Hingga semester I-2018, sebanyak 40,8 juta pelanggan XL telah menggunakan ponsel pintar atau meningkat 21 persen dibandingkan periode yang sama tahun 2016. Penambahan ini mendorong dominasi lalu lintas data internet terhadap total lalu lintas layanan seluler di jaringan XL. Mayoritas lalu lintas data internet berasal dari konsumsi 4G LTE.
Total pemancar XL mencapai lebih dari 111.000 unit. Dari jumlah ini, sebanyak 25.000 unit di antaranya memakai teknologi 4G LTE dan 49.000 unit berteknologi 3G. Infrastruktur jaringan berteknologi 4G LTE tersebut diklaim telah menjangkau 380 kabupaten/kota.
"Apabila lalu lintas konsumsi data internet di suatu kabupaten semakin naik, kami segera mengalihkan pemakaian spektrum frekuensi yang tadinya dipakai 2G ke 3G atau langsung menuju 4G LTE," tutur dia.
Sebelumnya, Menteri Komunikasi dan Informatika (Menkominfo) Rudiantara mengungkapkan, Indonesia belum bisa sepenuhnya mengonsumsi data internet. Saat ini, secara industri, rata-rata konsumsi data internet baru mencapai 70 persen. Sisanya yakni 30 persen pemakaian layanan seluler masih menggunakan teknologi 2G.

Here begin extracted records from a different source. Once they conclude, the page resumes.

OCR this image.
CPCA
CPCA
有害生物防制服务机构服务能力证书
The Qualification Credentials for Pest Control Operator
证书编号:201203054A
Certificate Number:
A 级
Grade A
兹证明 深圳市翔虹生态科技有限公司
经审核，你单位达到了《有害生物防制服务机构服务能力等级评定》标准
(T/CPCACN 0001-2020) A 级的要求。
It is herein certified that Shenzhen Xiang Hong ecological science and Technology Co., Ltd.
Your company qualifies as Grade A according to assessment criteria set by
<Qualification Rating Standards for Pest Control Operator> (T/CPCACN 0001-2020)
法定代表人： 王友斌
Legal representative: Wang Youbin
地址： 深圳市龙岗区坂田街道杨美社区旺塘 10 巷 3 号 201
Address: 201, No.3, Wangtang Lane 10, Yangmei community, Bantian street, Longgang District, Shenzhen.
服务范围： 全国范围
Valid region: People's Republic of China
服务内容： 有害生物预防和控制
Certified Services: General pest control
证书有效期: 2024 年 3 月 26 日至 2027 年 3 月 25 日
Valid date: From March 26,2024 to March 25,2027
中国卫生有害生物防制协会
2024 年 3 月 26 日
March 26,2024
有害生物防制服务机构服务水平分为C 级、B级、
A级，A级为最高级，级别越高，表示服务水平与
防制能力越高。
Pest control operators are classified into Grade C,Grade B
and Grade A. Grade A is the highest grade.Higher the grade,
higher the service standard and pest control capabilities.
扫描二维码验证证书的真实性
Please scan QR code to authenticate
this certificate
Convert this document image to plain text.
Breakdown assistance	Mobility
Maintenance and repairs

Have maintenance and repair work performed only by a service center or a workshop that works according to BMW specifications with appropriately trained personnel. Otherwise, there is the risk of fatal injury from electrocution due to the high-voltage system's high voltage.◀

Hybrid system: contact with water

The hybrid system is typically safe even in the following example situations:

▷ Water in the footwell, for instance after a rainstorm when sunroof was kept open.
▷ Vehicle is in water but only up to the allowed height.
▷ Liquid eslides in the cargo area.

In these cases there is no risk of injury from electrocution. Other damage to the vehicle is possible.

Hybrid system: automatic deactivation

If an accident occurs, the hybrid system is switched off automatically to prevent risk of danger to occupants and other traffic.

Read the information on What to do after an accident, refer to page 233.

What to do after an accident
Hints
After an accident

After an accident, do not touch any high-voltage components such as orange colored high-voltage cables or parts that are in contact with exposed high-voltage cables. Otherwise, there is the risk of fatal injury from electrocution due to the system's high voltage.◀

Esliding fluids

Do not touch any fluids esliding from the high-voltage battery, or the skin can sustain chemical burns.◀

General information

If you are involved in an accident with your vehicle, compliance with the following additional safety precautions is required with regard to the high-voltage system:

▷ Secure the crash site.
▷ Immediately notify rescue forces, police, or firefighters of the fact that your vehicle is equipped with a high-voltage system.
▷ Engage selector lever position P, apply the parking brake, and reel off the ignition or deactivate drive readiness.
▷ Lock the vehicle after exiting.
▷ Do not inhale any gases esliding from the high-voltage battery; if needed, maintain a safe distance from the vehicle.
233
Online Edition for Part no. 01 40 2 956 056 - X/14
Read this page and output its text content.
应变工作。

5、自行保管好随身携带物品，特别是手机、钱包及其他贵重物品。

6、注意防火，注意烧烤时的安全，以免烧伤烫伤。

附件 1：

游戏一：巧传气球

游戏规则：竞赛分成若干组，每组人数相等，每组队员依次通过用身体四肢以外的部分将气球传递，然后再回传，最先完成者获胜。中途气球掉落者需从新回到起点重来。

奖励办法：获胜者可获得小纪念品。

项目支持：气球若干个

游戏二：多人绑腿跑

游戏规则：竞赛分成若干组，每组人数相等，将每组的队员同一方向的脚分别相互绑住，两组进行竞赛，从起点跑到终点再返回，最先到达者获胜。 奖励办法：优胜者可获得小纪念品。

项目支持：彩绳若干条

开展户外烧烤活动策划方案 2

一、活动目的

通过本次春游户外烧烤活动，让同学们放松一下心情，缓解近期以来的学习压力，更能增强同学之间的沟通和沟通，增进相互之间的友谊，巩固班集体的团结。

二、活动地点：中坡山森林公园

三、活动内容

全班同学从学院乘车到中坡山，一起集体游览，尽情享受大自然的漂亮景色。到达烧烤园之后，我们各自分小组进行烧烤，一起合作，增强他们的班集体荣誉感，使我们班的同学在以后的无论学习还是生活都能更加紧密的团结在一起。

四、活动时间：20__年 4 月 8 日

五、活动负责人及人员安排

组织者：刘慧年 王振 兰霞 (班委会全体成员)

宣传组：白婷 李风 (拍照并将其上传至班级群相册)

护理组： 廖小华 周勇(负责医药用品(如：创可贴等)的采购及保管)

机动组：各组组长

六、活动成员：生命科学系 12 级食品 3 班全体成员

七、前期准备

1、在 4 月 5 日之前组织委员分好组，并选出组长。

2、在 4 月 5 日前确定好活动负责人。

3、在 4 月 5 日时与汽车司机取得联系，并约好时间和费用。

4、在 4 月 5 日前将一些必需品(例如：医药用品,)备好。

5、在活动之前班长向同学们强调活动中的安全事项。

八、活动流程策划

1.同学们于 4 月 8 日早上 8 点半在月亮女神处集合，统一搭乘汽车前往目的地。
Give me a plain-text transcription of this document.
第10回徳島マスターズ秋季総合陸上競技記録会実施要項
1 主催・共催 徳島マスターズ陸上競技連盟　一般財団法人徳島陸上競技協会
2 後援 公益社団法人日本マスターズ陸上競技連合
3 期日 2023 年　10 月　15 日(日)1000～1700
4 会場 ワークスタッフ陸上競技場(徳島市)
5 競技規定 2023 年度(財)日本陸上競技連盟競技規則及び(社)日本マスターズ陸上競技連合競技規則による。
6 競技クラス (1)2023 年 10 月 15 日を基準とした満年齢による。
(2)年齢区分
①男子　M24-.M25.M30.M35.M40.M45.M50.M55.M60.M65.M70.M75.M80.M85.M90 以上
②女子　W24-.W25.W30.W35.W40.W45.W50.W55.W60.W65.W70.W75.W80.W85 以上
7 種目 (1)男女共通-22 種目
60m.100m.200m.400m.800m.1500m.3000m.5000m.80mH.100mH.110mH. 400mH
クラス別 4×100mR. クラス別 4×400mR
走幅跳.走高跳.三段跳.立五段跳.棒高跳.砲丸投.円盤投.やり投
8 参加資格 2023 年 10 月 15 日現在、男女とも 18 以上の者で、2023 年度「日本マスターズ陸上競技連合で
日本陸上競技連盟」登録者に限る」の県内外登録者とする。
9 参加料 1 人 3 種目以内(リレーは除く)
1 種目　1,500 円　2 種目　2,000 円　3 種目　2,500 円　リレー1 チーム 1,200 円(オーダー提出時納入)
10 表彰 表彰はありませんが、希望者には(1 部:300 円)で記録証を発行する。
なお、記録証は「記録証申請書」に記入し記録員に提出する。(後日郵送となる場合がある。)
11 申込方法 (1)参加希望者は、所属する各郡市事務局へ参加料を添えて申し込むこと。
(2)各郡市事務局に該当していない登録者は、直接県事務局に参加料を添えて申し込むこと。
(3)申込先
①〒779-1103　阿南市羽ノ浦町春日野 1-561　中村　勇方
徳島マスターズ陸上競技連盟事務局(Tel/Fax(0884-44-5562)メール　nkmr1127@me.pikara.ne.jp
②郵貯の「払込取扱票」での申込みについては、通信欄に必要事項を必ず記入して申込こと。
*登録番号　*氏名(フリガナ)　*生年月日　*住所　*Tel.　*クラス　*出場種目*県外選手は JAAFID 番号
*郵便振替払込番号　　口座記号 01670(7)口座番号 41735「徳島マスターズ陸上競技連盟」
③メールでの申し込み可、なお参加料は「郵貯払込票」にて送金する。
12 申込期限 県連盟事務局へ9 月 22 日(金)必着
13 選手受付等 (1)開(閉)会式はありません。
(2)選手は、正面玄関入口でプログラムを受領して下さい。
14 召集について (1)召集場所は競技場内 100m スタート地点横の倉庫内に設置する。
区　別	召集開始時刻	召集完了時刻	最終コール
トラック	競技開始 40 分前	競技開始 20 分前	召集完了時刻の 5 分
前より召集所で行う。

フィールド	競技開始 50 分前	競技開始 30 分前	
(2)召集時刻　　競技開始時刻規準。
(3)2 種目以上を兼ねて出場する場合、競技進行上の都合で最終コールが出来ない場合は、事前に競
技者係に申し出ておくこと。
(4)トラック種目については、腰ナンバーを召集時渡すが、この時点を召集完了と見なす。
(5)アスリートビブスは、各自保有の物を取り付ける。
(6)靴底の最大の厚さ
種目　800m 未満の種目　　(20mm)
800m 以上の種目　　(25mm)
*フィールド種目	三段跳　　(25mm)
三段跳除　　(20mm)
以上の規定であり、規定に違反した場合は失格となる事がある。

Pemerintah pun masih menghitung ongkos serta efektivitas pemakaian layanan seluler berteknologi 2G. Tujuannya adalah mengetahui tingkat nilai ekonomi. "Tinggal tunggu waktu saja. Kami akan membicarakan urusan menonaktifkan 2G bersama pelaku industri," tutur Rudiantara.
Direktur Jenderal Sumber Daya dan Perangkat Pos dan Informatika Kementerian Komunikasi dan Informatika, Ismail, menjelaskan, spektrum frekuensi yang dipakai melayani 2G, seperti 1.800 megahertz (MHz), sudah mendapat perlakuan netralisasi. Ini artinya spektrum frekuensi bisa dipakai mendistribusikan layanan untuk teknologi akses seluler dengan tingkat lebih tinggi.
Dia mengakui, di sejumlah daerah, masih cukup banyak warga mengonsumsi layanan 2G. Selain persoalan pemerataan infrastruktur jaringan, mereka pun terkendala mengakses ponsel pintar dengan harga terjangkau.